Poltava Gubernia Learned Archival Commission (Полтавська губерніяльна вчена архівна комісія; Poltavska huberniialna vchena arkhivna komisiia). An archival commission founded in Poltava in 1903 to research the archeology, history, ethnography, and culture of Poltava gubernia and to protect ancient monuments there. Funded by membership dues and the Poltava Gubernia Zemstvo, it soon broadened its scope to include Kharkiv gubernia and Kamianets-Podilskyi gubernia and became an important center of Ukrainian regional studies. Its members (eg, Ivan F. Pavlovsky, Lev Padalka, Volodymyr Parkhomenko, Viktor Vasylenko, Vadym Modzalevsky, Mykola O. Makarenko, Volodymyr Shchepotiev, Opanas Slastion, Vasyl Myloradovych, Vadym Shcherbakivsky, Mykhailo Rudynsky, Pavlo Klepatsky, Hryhorii Kovalenko, V. Buchnevych, I. Zaretsky, M. Astriab, I. Zubkovsky, P. Hniedych) produced many monographs and articles. The commission itself published their research and documentary and archival materials in its serial Trudy Poltavskoi uchenoi arkhivnoi komissii (15 vols, 1905–17). Separately it published Buchnevych’s book on Poltava and its monuments (1902); Pavlovsky’s book on 19th-century Poltava (1907), biographical dictionary of the scholars and writers of Poltava gubernia (1912; supplement 1913), and description of Poltava gubernia’s archives (1915); the records of the 17th-century Poltava municipal government (ed Modzalevsky, 3 vols, 1911–14); a systematic index to the journal Kievskaia starina (1911); Zubkovsky’s history of Myrhorod (1912); Padalka’s books on the history of Poltava eparchy (1914) and the Poltava region and its colonization (1914); materials on the folk oral literature of Romny county compiled by Hniedych (4 vols, 1915–16); and Makarenko’s book on the fortified settlements and kurhans in Poltava gubernia (1917).
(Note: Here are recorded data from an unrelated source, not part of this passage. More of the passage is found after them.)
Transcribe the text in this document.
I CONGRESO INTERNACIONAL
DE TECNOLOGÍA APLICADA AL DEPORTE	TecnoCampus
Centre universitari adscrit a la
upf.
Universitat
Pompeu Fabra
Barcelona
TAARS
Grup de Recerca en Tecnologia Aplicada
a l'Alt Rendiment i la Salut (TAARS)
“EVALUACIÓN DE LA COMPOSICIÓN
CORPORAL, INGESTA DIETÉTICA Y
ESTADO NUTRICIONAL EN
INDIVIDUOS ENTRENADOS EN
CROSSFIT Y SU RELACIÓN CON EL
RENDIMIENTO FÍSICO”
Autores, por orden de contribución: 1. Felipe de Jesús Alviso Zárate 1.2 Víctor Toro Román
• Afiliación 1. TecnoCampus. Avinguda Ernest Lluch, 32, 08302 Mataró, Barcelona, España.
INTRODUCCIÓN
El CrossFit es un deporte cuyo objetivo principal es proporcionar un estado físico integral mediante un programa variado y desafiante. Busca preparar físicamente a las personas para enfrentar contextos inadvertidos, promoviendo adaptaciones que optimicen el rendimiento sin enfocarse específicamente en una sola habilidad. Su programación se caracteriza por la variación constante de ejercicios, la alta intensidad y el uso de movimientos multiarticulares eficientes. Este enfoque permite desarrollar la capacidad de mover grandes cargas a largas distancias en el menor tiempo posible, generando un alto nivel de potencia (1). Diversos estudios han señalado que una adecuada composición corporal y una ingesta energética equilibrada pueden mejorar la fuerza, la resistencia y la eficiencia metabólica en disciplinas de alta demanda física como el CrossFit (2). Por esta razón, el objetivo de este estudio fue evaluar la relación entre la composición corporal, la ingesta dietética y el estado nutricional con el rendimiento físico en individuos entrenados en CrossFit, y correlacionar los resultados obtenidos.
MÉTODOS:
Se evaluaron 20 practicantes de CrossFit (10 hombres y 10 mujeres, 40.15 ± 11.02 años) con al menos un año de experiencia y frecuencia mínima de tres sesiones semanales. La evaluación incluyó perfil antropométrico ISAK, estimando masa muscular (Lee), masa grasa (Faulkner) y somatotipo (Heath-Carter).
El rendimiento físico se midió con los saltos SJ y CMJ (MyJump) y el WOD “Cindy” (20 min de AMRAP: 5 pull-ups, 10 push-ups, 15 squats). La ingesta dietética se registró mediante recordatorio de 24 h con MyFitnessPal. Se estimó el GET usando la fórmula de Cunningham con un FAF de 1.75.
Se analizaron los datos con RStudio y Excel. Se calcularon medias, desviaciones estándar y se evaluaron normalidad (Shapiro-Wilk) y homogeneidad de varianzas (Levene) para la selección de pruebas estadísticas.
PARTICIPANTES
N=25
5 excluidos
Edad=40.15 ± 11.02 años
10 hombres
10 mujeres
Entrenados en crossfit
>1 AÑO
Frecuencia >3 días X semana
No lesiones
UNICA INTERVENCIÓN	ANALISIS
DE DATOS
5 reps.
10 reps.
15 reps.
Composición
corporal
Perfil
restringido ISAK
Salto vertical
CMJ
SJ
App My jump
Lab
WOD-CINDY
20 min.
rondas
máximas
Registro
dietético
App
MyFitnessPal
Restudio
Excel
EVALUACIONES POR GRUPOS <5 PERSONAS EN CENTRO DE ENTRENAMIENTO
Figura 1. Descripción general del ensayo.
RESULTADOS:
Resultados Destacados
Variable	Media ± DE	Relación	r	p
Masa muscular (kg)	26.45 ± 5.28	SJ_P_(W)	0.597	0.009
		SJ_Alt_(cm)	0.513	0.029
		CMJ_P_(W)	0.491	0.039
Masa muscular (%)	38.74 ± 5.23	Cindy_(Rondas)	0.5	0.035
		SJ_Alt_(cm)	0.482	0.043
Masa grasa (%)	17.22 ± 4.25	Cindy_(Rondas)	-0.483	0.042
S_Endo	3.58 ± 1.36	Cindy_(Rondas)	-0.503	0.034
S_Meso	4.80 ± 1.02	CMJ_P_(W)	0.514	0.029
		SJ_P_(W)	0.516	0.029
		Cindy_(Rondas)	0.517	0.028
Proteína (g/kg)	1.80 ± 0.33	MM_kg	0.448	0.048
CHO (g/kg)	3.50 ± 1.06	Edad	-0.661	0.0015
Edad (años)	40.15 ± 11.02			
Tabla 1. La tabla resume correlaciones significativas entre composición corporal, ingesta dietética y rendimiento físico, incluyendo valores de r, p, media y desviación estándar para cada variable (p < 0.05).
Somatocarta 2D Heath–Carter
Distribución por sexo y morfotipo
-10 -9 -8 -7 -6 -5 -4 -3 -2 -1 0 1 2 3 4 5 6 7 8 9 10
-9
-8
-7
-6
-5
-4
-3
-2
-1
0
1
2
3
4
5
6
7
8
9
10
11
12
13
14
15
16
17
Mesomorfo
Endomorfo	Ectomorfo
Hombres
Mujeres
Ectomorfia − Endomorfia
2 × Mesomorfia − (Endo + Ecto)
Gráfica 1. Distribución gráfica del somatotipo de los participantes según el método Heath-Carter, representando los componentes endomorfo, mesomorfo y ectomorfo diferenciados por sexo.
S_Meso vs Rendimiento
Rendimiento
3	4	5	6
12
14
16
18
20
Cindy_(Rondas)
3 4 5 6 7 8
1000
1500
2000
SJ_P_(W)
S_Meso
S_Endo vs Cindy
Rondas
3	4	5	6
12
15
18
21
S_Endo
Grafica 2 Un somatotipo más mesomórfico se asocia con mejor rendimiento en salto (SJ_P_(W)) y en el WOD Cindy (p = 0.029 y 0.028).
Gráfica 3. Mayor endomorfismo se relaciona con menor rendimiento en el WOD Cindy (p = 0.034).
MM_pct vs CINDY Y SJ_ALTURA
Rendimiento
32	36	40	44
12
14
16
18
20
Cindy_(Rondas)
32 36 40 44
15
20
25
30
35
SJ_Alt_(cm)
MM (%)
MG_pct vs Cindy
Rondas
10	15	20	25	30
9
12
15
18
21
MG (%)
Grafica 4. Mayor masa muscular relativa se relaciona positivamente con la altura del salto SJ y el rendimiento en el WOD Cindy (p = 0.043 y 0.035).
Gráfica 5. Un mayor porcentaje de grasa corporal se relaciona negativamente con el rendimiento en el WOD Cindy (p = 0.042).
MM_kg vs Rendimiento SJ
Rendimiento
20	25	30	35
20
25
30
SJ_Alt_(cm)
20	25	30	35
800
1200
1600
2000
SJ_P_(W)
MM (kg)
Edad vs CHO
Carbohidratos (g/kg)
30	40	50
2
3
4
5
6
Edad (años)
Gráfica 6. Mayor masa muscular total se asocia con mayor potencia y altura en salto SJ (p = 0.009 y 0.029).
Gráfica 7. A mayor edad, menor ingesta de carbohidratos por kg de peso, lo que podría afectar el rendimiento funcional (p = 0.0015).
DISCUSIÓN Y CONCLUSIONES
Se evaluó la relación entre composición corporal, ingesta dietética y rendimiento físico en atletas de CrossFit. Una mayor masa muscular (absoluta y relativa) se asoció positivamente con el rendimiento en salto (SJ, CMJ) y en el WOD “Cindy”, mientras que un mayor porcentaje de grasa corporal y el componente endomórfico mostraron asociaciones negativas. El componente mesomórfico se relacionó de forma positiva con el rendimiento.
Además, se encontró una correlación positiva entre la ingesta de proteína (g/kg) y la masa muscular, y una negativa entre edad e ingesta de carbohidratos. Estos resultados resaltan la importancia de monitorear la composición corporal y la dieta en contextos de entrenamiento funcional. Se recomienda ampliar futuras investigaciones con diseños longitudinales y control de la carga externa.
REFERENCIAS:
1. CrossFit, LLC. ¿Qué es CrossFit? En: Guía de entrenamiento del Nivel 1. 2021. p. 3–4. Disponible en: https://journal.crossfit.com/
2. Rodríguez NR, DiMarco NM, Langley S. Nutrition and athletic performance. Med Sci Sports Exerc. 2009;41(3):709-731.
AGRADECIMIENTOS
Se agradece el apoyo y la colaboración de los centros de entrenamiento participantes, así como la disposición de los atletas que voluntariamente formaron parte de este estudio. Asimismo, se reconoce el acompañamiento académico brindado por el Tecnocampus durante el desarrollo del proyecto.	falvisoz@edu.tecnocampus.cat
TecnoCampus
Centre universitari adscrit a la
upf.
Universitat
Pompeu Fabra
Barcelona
It operated its own library, initiated the creation of a museum of church antiquities in Poltava, and in 1909 opened the Museum of the Battle of Poltava (the director was Pavlovsky). In 1918 the commission was succeeded by the Ukrainian Scientific Society for the Research and Protection of Monuments of Antiquity and Art in the Poltava Region, which published one volume of Zapysky (1919). In 1922 it was renamed the Poltava Scientific Society of the All-Ukrainian Academy of Sciences, and under that name it published another volume of Zapysky (1928). In the early 1930s many of its 70 members were repressed, and the society was abolished.